Tous les salariés doivent-ils être informés ?
Oui, y compris ceux qui ne bénéficient pas encore de l'usage mais qui pourraient un jour y prétendre (Cass. soc., 13 octobre 2010, n°09-13.110). Omettre une partie des salariés concernés rend la dénonciation nulle pour l'ensemble du personnel (Cass. soc., 12 février 2008, n°06-45.397).
Comment envoyer la lettre de dénonciation d'un usage d'entreprise ?
Vous pouvez envoyer la lettre par courrier recommandé avec accusé de réception ou la remettre en mains propres au salarié en échange d'une signature, mais ce n'est pas obligatoire.
Quel délai de prévenance respecter ?
Aucun texte ne fixe la durée exacte de ce délai : elle s'apprécie au cas par cas selon la nature de l'avantage, son ancienneté et le nombre de salariés concernés. Les juges ont pu considérer qu'un délai de deux mois était suffisant, tandis qu'un délai inférieur à un mois a été jugé insuffisant. Ce délai doit permettre l'engagement d'éventuelles négociations, par exemple en vue de la conclusion d'un accord collectif portant sur le même objet.

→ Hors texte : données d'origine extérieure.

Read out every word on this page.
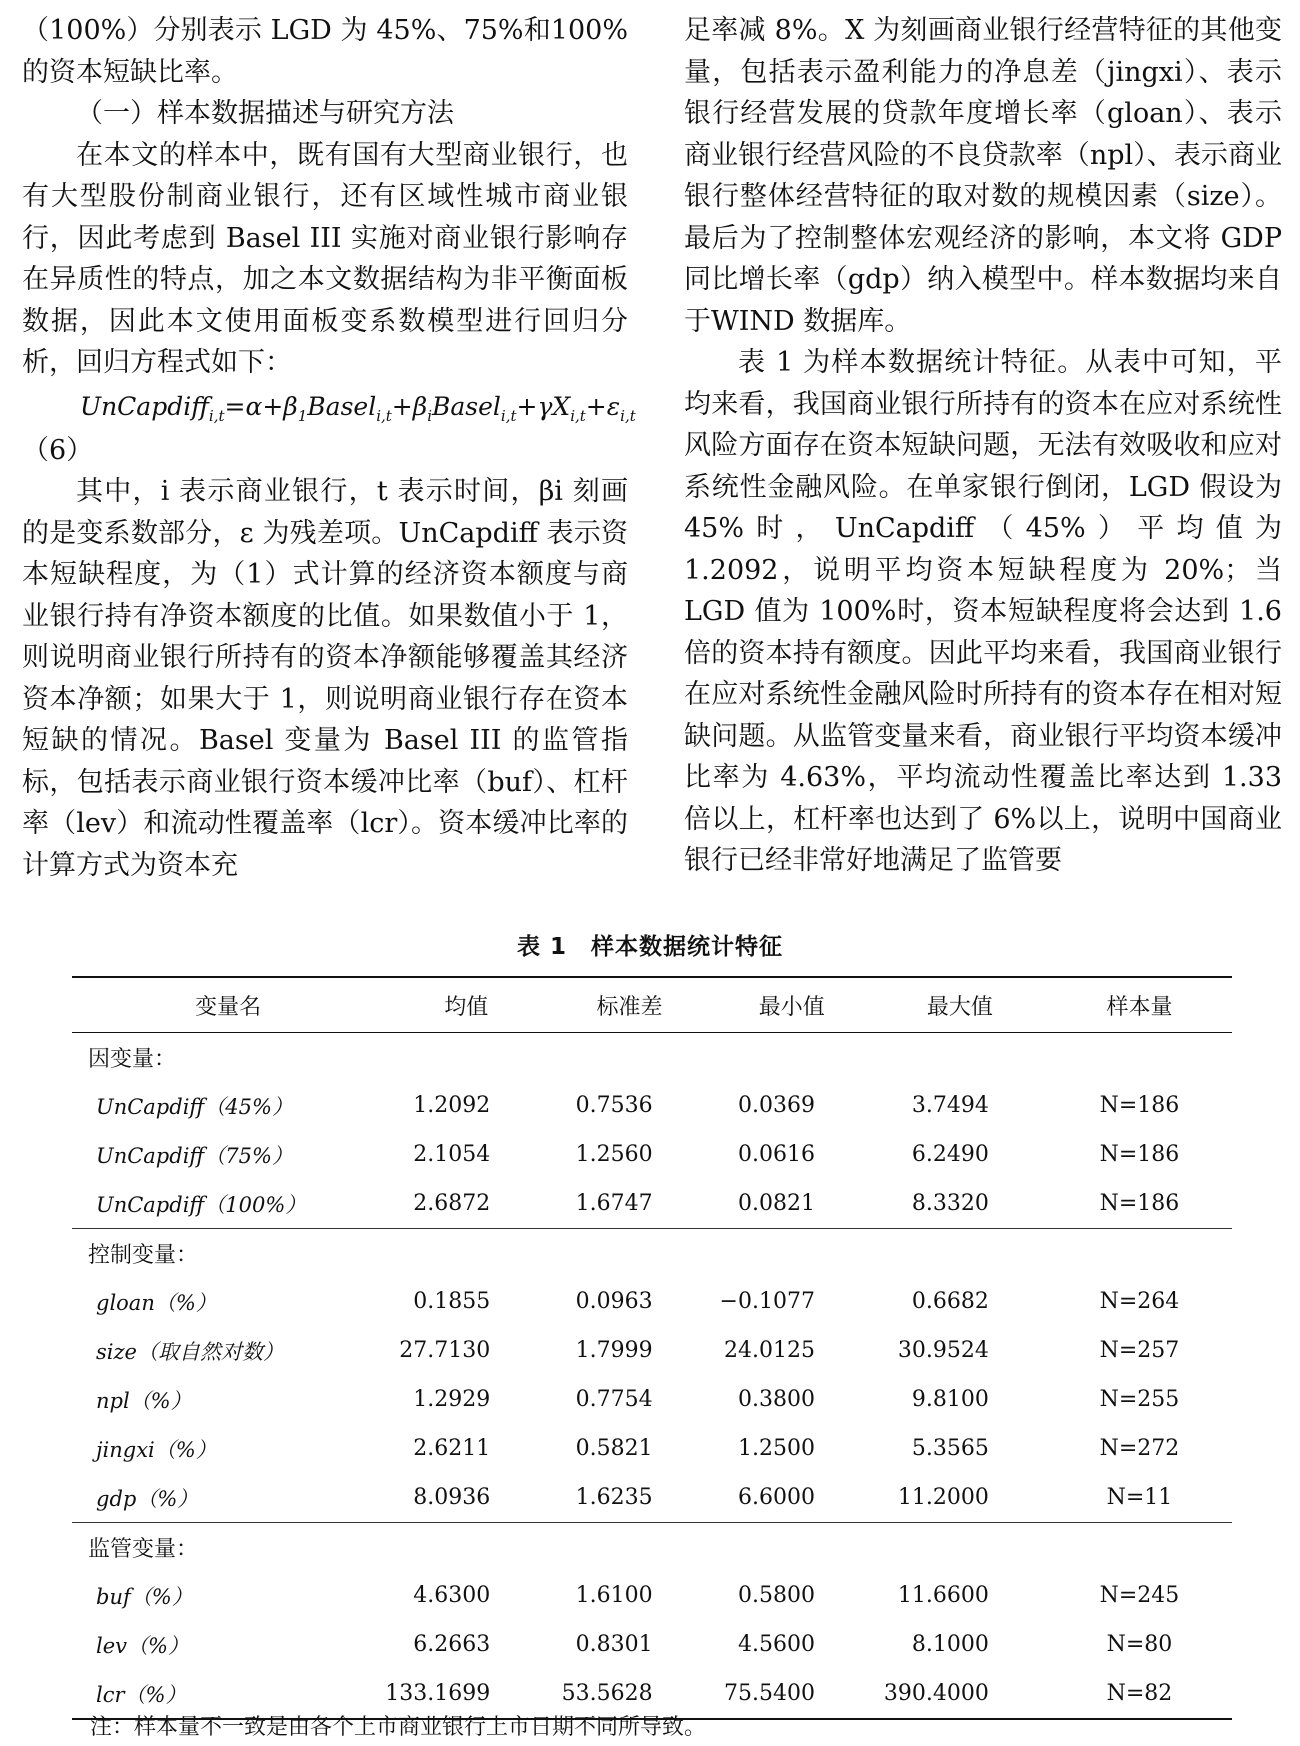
（100%）分别表示 LGD 为 45%、75%和100%的资本短缺比率。

（一）样本数据描述与研究方法

在本文的样本中，既有国有大型商业银行，也有大型股份制商业银行，还有区域性城市商业银行，因此考虑到 Basel III 实施对商业银行影响存在异质性的特点，加之本文数据结构为非平衡面板数据，因此本文使用面板变系数模型进行回归分析，回归方程式如下：

$UnCapdiff_{i,t}=\alpha+\beta_1Basel_{i,t}+\beta_iBasel_{i,t}+\gamma X_{i,t}+\varepsilon_{i,t}$

（6）

其中，i 表示商业银行，t 表示时间，βi 刻画的是变系数部分，ε 为残差项。UnCapdiff 表示资本短缺程度，为（1）式计算的经济资本额度与商业银行持有净资本额度的比值。如果数值小于 1，则说明商业银行所持有的资本净额能够覆盖其经济资本净额；如果大于 1，则说明商业银行存在资本短缺的情况。Basel 变量为 Basel III 的监管指标，包括表示商业银行资本缓冲比率（buf）、杠杆率（lev）和流动性覆盖率（lcr）。资本缓冲比率的计算方式为资本充

足率减 8%。X 为刻画商业银行经营特征的其他变量，包括表示盈利能力的净息差（jingxi）、表示银行经营发展的贷款年度增长率（gloan）、表示商业银行经营风险的不良贷款率（npl）、表示商业银行整体经营特征的取对数的规模因素（size）。最后为了控制整体宏观经济的影响，本文将 GDP 同比增长率（gdp）纳入模型中。样本数据均来自于WIND 数据库。

表 1 为样本数据统计特征。从表中可知，平均来看，我国商业银行所持有的资本在应对系统性风险方面存在资本短缺问题，无法有效吸收和应对系统性金融风险。在单家银行倒闭，LGD 假设为 45%时，UnCapdiff（45%）平均值为 1.2092，说明平均资本短缺程度为 20%；当 LGD 值为 100%时，资本短缺程度将会达到 1.6 倍的资本持有额度。因此平均来看，我国商业银行在应对系统性金融风险时所持有的资本存在相对短缺问题。从监管变量来看，商业银行平均资本缓冲比率为 4.63%，平均流动性覆盖比率达到 1.33 倍以上，杠杆率也达到了 6%以上，说明中国商业银行已经非常好地满足了监管要

表 1　样本数据统计特征
变量名	均值	标准差	最小值	最大值	样本量
因变量：					
UnCapdiff（45%）	1.2092	0.7536	0.0369	3.7494	N=186
UnCapdiff（75%）	2.1054	1.2560	0.0616	6.2490	N=186
UnCapdiff（100%）	2.6872	1.6747	0.0821	8.3320	N=186
控制变量：					
gloan（%）	0.1855	0.0963	−0.1077	0.6682	N=264
size（取自然对数）	27.7130	1.7999	24.0125	30.9524	N=257
npl（%）	1.2929	0.7754	0.3800	9.8100	N=255
jingxi（%）	2.6211	0.5821	1.2500	5.3565	N=272
gdp（%）	8.0936	1.6235	6.6000	11.2000	N=11
监管变量：					
buf（%）	4.6300	1.6100	0.5800	11.6600	N=245
lev（%）	6.2663	0.8301	4.5600	8.1000	N=80
lcr（%）	133.1699	53.5628	75.5400	390.4000	N=82
注：样本量不一致是由各个上市商业银行上市日期不同所导致。
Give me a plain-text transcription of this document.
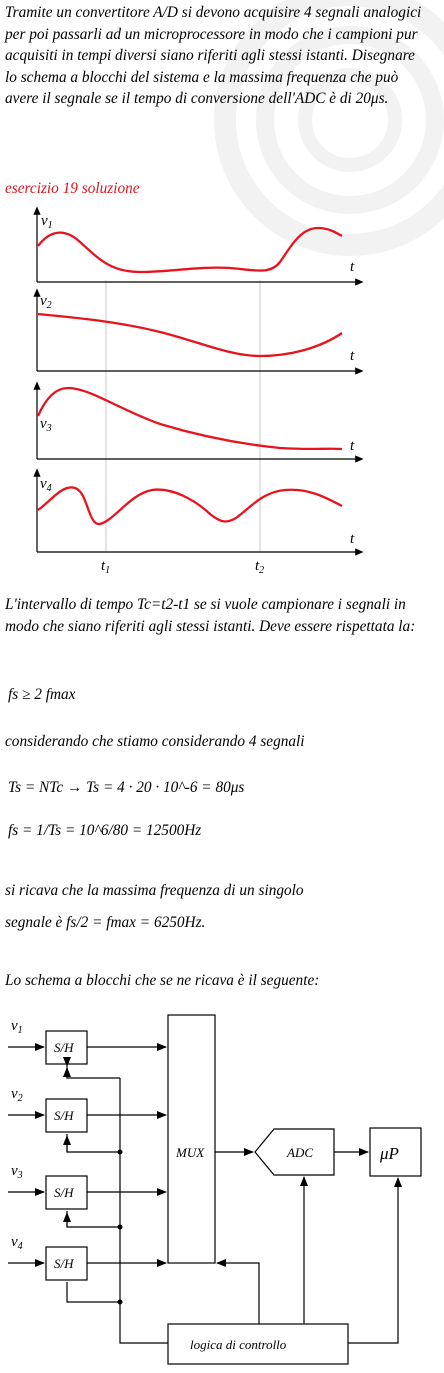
Tramite un convertitore A/D si devono acquisire 4 segnali analogici per poi passarli ad un microprocessore in modo che i campioni pur acquisiti in tempi diversi siano riferiti agli stessi istanti. Disegnare lo schema a blocchi del sistema e la massima frequenza che può avere il segnale se il tempo di conversione dell'ADC è di 20μs.

esercizio 19 soluzione
$v_1$
$v_2$
$v_3$
$v_4$
t
t
t
t
$t_1$	$t_2$

L'intervallo di tempo Tc=t2-t1 se si vuole campionare i segnali in modo che siano riferiti agli stessi istanti. Deve essere rispettata la:

fs ≥ 2 fmax
considerando che stiamo considerando 4 segnali
Ts = NTc → Ts = 4 · 20 · 10^-6 = 80μs
fs = 1/Ts = 10^6/80 = 12500Hz
si ricava che la massima frequenza di un singolo
segnale è fs/2 = fmax = 6250Hz.
Lo schema a blocchi che se ne ricava è il seguente:
$v_1$
$v_2$
$v_3$
$v_4$
S/H
S/H
S/H
S/H
MUX	ADC
logica di controllo
μP
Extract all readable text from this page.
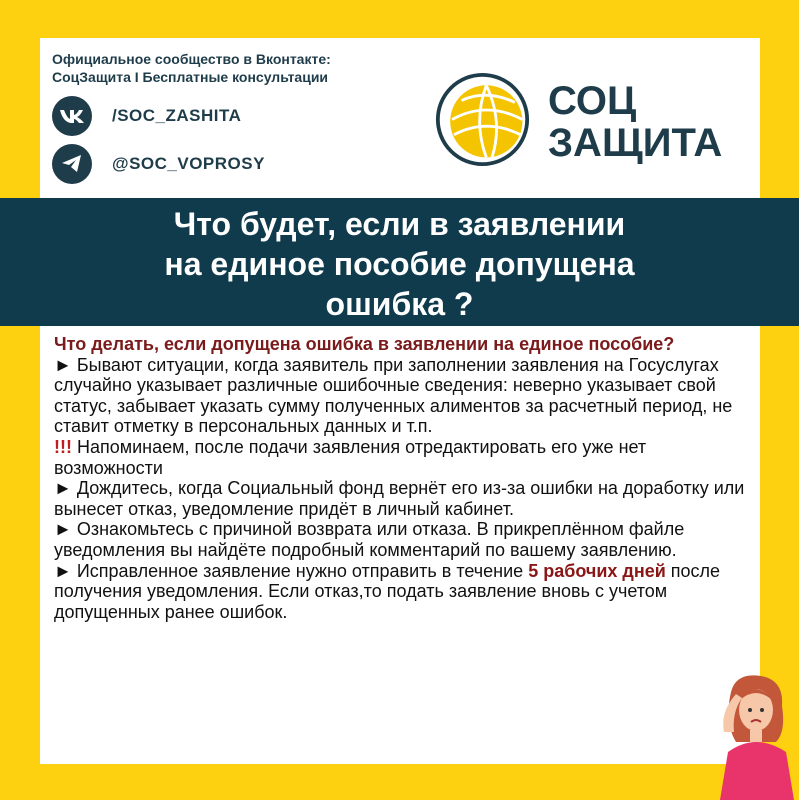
Официальное сообщество в Вконтакте:
СоцЗащита I Бесплатные консультации
/SOC_ZASHITA
@SOC_VOPROSY
СОЦ
ЗАЩИТА
Что будет, если в заявлении
на единое пособие допущена
ошибка ?
Что делать, если допущена ошибка в заявлении на единое пособие?
► Бывают ситуации, когда заявитель при заполнении заявления на Госуслугах случайно указывает различные ошибочные сведения: неверно указывает свой статус, забывает указать сумму полученных алиментов за расчетный период, не ставит отметку в персональных данных и т.п.
!!! Напоминаем, после подачи заявления отредактировать его уже нет возможности
► Дождитесь, когда Социальный фонд вернёт его из-за ошибки на доработку или вынесет отказ, уведомление придёт в личный кабинет.
► Ознакомьтесь с причиной возврата или отказа. В прикреплённом файле уведомления вы найдёте подробный комментарий по вашему заявлению.
► Исправленное заявление нужно отправить в течение 5 рабочих дней после получения уведомления. Если отказ,то подать заявление вновь с учетом допущенных ранее ошибок.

Que risque l'employeur en cas de dénonciation irrégulière ?
Si la procédure n'est pas respectée, la dénonciation est inopposable aux salariés : l'usage continue de produire ses effets jusqu'à ce qu'une nouvelle dénonciation régulière intervienne, ou qu'un accord collectif ayant le même objet soit conclu. Le salarié qui invoque l'usage doit en apporter la preuve, par tout moyen (bulletins de salaire, témoignages, notes internes).
Questions fréquentes sur la dénonciation d'un usage d'entreprise
Un usage d'entreprise s'incorpore-t-il au contrat de travail ?
Non, quelle que soit sa durée d'application, un usage ne s'incorpore pas automatiquement au contrat de travail, sauf clause contractuelle expresse le prévoyant.
L'employeur doit-il justifier sa décision de dénoncer un usage ?
Non, l'employeur n'a pas à motiver sa décision, mais il doit respecter scrupuleusement la procédure d'information et de délai de prévenance.
Un simple affichage dans l'entreprise suffit-il ?
Non, la Cour de cassation a jugé qu'un affichage, une note interne ou une annonce en réunion ne remplacent pas l'information individuelle écrite de chaque salarié.
Que se passe-t-il si un seul salarié n'a pas été informé ?
La dénonciation est considérée comme irrégulière pour l'ensemble des salariés concernés, pas seulement pour celui qui n'a pas été informé.